3. Datenlöschung nach jeder Sitzung

Nach jeder Nutzung müssen alle versichertenbezogenen Informationen zuverlässig entfernt werden, damit nachfolgende Patient:innen nichts einsehen können:

  • Einwahllinks und E-Mails
  • Browserverlauf, Cookies, Cache
  • Downloads und temporäre Dateien

Einrichtung, Wartung und Betrieb

Wegen der Datenschutz- und Sicherheitsanforderungen empfiehlt der Leitfaden, Einrichtung, Wartung und Support durch einen qualifizierten IT-Dienstleister vor Ort durchführen zu lassen — inklusive Sicherheitsupdates, Whitelist-/Rechte-Kontrolle, Überwachung der Löschmechanismen und Funktionsprüfungen von Kamera, Mikrofon und Internet.

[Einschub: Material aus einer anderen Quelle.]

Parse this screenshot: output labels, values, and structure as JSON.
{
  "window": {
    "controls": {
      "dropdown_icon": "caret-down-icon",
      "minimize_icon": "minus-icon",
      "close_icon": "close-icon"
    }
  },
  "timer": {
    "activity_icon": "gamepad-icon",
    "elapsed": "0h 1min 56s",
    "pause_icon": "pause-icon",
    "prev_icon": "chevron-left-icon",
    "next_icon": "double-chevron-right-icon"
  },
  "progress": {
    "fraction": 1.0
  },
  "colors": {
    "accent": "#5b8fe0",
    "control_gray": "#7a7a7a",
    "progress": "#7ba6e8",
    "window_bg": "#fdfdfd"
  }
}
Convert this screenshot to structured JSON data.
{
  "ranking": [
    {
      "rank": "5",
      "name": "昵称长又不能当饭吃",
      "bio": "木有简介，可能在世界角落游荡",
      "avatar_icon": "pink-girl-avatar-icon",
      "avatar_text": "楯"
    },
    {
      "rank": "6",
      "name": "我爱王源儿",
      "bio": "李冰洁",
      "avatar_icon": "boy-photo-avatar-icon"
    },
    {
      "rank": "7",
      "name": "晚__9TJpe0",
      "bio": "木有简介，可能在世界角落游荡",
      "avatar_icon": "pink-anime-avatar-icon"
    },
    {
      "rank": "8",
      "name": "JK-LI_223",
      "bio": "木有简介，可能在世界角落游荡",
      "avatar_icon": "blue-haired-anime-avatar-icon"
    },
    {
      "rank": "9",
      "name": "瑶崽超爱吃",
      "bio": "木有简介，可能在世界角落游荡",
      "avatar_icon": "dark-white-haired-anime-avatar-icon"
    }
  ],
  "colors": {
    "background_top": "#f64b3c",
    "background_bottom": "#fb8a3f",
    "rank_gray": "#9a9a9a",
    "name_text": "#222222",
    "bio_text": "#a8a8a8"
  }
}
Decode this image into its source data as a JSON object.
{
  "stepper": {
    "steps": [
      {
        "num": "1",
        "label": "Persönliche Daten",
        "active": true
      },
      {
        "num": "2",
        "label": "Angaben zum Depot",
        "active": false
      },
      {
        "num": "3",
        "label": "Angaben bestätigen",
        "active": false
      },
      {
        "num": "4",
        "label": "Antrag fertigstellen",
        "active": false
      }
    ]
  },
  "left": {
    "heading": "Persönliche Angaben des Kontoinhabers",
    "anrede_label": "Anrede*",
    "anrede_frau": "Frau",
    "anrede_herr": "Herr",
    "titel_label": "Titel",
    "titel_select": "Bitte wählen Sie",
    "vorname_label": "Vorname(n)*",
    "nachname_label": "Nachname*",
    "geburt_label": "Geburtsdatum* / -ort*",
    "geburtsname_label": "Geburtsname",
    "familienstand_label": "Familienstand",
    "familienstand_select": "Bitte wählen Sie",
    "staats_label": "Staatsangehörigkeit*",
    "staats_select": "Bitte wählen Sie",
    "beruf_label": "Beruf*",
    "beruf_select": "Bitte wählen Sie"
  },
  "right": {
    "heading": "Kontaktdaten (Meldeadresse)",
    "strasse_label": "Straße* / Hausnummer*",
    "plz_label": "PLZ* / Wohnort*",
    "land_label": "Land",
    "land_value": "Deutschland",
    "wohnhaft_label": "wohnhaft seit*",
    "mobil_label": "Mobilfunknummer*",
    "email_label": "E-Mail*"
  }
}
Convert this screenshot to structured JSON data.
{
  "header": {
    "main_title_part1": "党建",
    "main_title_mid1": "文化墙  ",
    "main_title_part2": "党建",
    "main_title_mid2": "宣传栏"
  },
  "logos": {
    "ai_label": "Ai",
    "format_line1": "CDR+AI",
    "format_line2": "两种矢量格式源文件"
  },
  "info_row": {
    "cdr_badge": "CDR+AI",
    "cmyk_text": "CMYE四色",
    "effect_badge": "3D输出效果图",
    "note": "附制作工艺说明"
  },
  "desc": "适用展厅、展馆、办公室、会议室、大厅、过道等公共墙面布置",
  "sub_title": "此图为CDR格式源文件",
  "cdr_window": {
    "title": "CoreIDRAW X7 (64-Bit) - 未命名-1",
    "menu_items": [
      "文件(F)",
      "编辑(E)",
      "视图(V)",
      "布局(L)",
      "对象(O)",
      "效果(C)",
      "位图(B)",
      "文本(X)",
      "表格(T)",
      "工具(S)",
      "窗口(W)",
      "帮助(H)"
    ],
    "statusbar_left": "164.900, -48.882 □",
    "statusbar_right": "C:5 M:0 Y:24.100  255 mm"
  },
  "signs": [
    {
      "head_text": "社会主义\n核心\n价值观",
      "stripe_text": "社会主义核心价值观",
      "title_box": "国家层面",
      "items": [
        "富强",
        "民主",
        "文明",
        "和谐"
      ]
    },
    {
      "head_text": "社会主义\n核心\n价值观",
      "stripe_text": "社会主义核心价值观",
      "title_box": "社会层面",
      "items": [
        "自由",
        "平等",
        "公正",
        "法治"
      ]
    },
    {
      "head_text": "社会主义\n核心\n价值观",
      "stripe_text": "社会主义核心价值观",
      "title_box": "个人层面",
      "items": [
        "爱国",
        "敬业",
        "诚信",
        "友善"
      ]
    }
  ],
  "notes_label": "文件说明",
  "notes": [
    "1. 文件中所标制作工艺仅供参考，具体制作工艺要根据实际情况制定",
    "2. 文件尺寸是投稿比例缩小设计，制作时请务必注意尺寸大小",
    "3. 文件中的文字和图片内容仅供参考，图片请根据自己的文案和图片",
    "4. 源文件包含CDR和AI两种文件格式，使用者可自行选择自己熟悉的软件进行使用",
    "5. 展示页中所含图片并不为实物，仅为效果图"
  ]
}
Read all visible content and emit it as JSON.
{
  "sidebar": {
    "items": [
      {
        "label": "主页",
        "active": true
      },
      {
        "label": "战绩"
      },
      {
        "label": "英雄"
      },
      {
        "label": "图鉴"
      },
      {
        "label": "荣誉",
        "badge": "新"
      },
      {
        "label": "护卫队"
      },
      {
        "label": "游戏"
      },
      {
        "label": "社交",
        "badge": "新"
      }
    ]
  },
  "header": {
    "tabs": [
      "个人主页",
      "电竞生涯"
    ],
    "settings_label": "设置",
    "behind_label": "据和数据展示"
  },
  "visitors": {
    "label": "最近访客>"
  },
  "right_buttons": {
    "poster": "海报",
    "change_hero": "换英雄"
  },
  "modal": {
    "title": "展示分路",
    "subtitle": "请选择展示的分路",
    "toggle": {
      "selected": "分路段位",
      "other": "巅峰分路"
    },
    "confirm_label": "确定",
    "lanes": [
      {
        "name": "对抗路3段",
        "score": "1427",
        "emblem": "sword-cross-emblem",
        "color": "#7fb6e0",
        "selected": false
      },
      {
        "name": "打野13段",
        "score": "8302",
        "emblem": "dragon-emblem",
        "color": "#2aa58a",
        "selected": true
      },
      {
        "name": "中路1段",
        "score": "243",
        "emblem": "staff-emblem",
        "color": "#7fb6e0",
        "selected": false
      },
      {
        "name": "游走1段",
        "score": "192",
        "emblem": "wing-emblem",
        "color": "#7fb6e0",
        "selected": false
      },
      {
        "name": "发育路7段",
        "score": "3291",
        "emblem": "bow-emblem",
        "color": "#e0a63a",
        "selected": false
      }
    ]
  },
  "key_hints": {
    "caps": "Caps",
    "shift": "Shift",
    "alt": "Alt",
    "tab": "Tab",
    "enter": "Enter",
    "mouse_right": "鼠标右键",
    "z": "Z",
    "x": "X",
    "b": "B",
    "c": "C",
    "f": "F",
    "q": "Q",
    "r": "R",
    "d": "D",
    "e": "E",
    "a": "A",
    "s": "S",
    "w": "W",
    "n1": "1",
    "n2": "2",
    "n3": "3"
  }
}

Genau diese Anforderungen nimmt eine integrierte Lösung ab: Die DoctorBox × Tessan Kabine bringt abgeschirmten Raum, vorkonfigurierte Technik, Diagnostikgeräte und Wartung aus einer Hand mit.

Welche Box zu Ihrem Standort passt, prüfen Sie in zwei Minuten.

Passt die Box in Ihre Apotheke?

Angaben nach den ABDA-/DAV-Arbeitsmaterialien zur assistierten Telemedizin (Stand 09.06.2026) sowie § 129 Abs. 5h SGB V. Keine Rechtsberatung — maßgeblich sind die offiziellen Dokumente.

Häufige Fragen

Muss der Telemedizin-PC im Apothekennetz hängen?

Nein — im Gegenteil: Er muss außerhalb des regulären Apothekennetzwerks betrieben werden, z. B. über ein separates WLAN oder VLAN.

Welche Daten müssen nach der Sprechstunde gelöscht werden?

Alle versichertenbezogenen Daten: Einwahllinks, E-Mails, Browserverlauf, Cookies, Cache, Downloads und temporäre Dateien.

Brauche ich besonders leistungsstarke Hardware?

Nein. Da der Rechner nur für die Videosprechstunde dient, genügt ein aktuelles Gerät mit aktuellem Browser; besondere Leistungsanforderungen bestehen nicht.